I'm not one to spaz about getting old. I turned 30 this year. I have generally felt exactly the same as I have for the past several years. Everyone around me was asking me if I was sad and/or spazzing and/or other morose adjectives I can't think of at the moment (Alzheimer's? Not so much). Uh no. 30 isn't old. My grandma B is 83 and my grandma G is 79. I have more than double my life left to go until I get that old. Calm down people--you are way more concerned about this than I am. I had a blast on my birthday weekend and then I promptly forgot all about turning 30. Until recently.
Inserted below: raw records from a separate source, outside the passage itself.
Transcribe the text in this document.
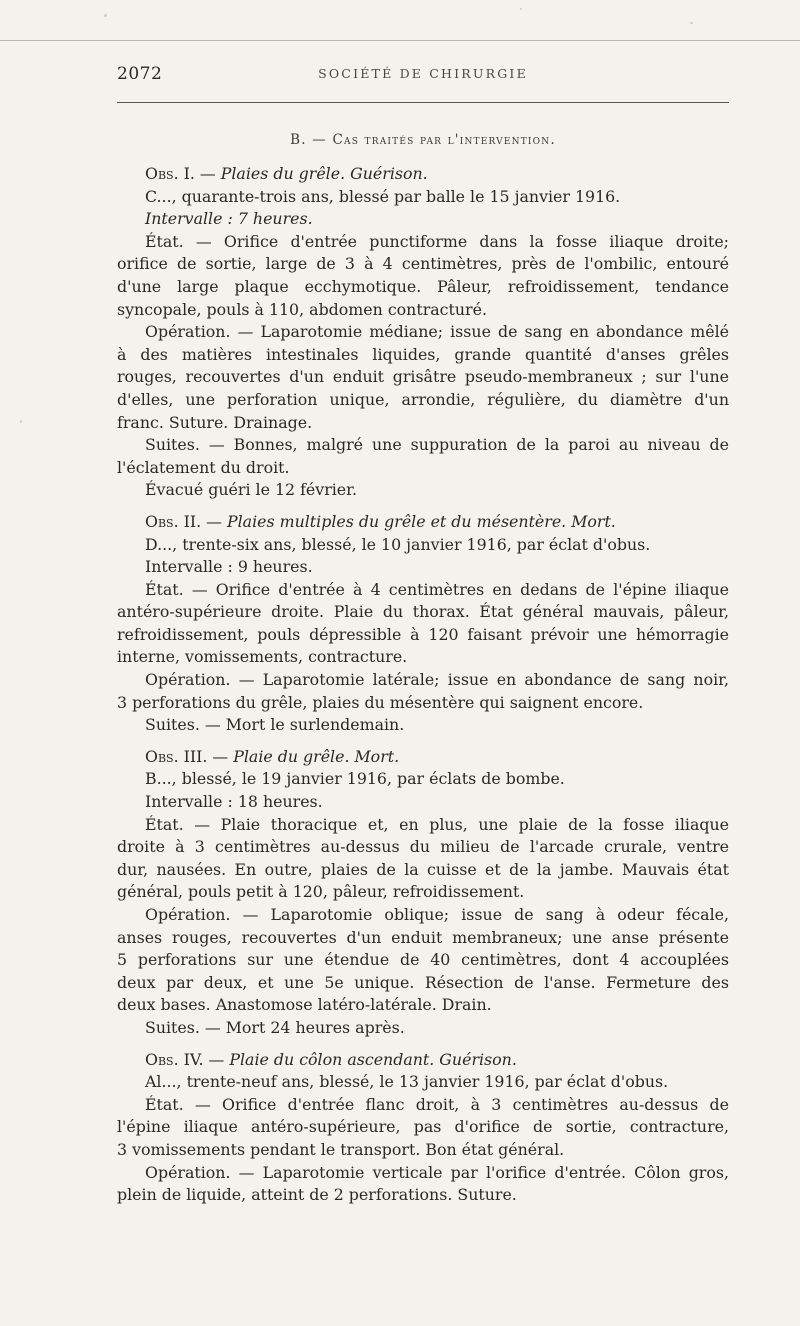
2072	SOCIÉTÉ DE CHIRURGIE
B. — Cas traités par l'intervention.
Obs. I. — Plaies du grêle. Guérison.
C..., quarante-trois ans, blessé par balle le 15 janvier 1916.
Intervalle : 7 heures.
État. — Orifice d'entrée punctiforme dans la fosse iliaque droite;
orifice de sortie, large de 3 à 4 centimètres, près de l'ombilic, entouré
d'une large plaque ecchymotique. Pâleur, refroidissement, tendance
syncopale, pouls à 110, abdomen contracturé.
Opération. — Laparotomie médiane; issue de sang en abondance mêlé
à des matières intestinales liquides, grande quantité d'anses grêles
rouges, recouvertes d'un enduit grisâtre pseudo-membraneux ; sur l'une
d'elles, une perforation unique, arrondie, régulière, du diamètre d'un
franc. Suture. Drainage.
Suites. — Bonnes, malgré une suppuration de la paroi au niveau de
l'éclatement du droit.
Évacué guéri le 12 février.
Obs. II. — Plaies multiples du grêle et du mésentère. Mort.
D..., trente-six ans, blessé, le 10 janvier 1916, par éclat d'obus.
Intervalle : 9 heures.
État. — Orifice d'entrée à 4 centimètres en dedans de l'épine iliaque
antéro-supérieure droite. Plaie du thorax. État général mauvais, pâleur,
refroidissement, pouls dépressible à 120 faisant prévoir une hémorragie
interne, vomissements, contracture.
Opération. — Laparotomie latérale; issue en abondance de sang noir,
3 perforations du grêle, plaies du mésentère qui saignent encore.
Suites. — Mort le surlendemain.
Obs. III. — Plaie du grêle. Mort.
B..., blessé, le 19 janvier 1916, par éclats de bombe.
Intervalle : 18 heures.
État. — Plaie thoracique et, en plus, une plaie de la fosse iliaque
droite à 3 centimètres au-dessus du milieu de l'arcade crurale, ventre
dur, nausées. En outre, plaies de la cuisse et de la jambe. Mauvais état
général, pouls petit à 120, pâleur, refroidissement.
Opération. — Laparotomie oblique; issue de sang à odeur fécale,
anses rouges, recouvertes d'un enduit membraneux; une anse présente
5 perforations sur une étendue de 40 centimètres, dont 4 accouplées
deux par deux, et une 5e unique. Résection de l'anse. Fermeture des
deux bases. Anastomose latéro-latérale. Drain.
Suites. — Mort 24 heures après.
Obs. IV. — Plaie du côlon ascendant. Guérison.
Al..., trente-neuf ans, blessé, le 13 janvier 1916, par éclat d'obus.
État. — Orifice d'entrée flanc droit, à 3 centimètres au-dessus de
l'épine iliaque antéro-supérieure, pas d'orifice de sortie, contracture,
3 vomissements pendant le transport. Bon état général.
Opération. — Laparotomie verticale par l'orifice d'entrée. Côlon gros,
plein de liquide, atteint de 2 perforations. Suture.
I lost 15 pounds while I was in Nigeria (go me!) and I have managed to keep it off since I've been home. I've been trying to continue my health kick by joining the gym, going back to healthier eating and trying to stay in a healthy frame of mind. My sister and I have been going to the gym about 3-4 times a week (at 5:45 am!) and then I've been supplementing that by walking the dogs with Ange when we can. My goal is to do a minimum 30 minutes a day and more if I can. When Leslie and I hit the gym we usually do 35 minutes on the treadmill. I started out with just walking but have added in some short jogs (1-2 minutes at a time). Ange and I have been walking the dogs in two local parks, one is mostly flat ashpalt paths and the other is wooded trail walking. We much prefer the trails not only for the nature aspect but also because the unevenness of trails and the many up and down hills throughout the park help to give us a better workout. We've even done some light jogging on the trails though I have to be careful with that due to my spazzy falling down and tripping over air condition.
This past week I've started to feel a weird feeling in my right knee. Not pain, but weirdness. Like maybe I could blow out some very important part of my knee. I'm trying to decide if it's just me being more than paranoid (very likely) or if I should do something pro-active to prevent any blowing out of important body parts. Like I said, it's not painful so I don't feel like I'm in any grave danger (and trust me, if it hurt I'd stop), but I just get worried that I'll be running and my leg will give out and I'll fall off the treadmill or tumble to my death in the park. I just feel like I need a little suit of armor to help my knee feel like it's got some back-up.
So I thought maybe I need a knee brace. Then I did feel old. Only fat old ladies wear knee braces. Or super athletes who had a devasting injury. I am not the latter so I must be the former. Crap.
Then I pull up Amazon.com and look for knee braces. God, I just aged some more. I did NOT need a bionic brace like this:
Like I said, I'm not injured! Just feeling a little paranoid about the ability of my knees to haul my big butt around for a few miles at a fast pace.
And then I stumbled on this:
Oh GOD. It's an Ace Brand knee brace. As in Ace Bandages. As in my mother is always wearing random ace bandages for her old lady pains. And I'm always making fun of her because A. seriously? Ace bandages? B. Like they really do anything. Some flimsy piece of cloth that you wrap a million times around something just to give it a little pressure? C. Only old people find Ace bandages to be of any use. And this is how I've determined that I am totally old now and apparently going down hill fast. I don't think my mom even started wearing Ace bandages until she was like 40-something. At this rate I'll be using a walker by 40. I'm doomed!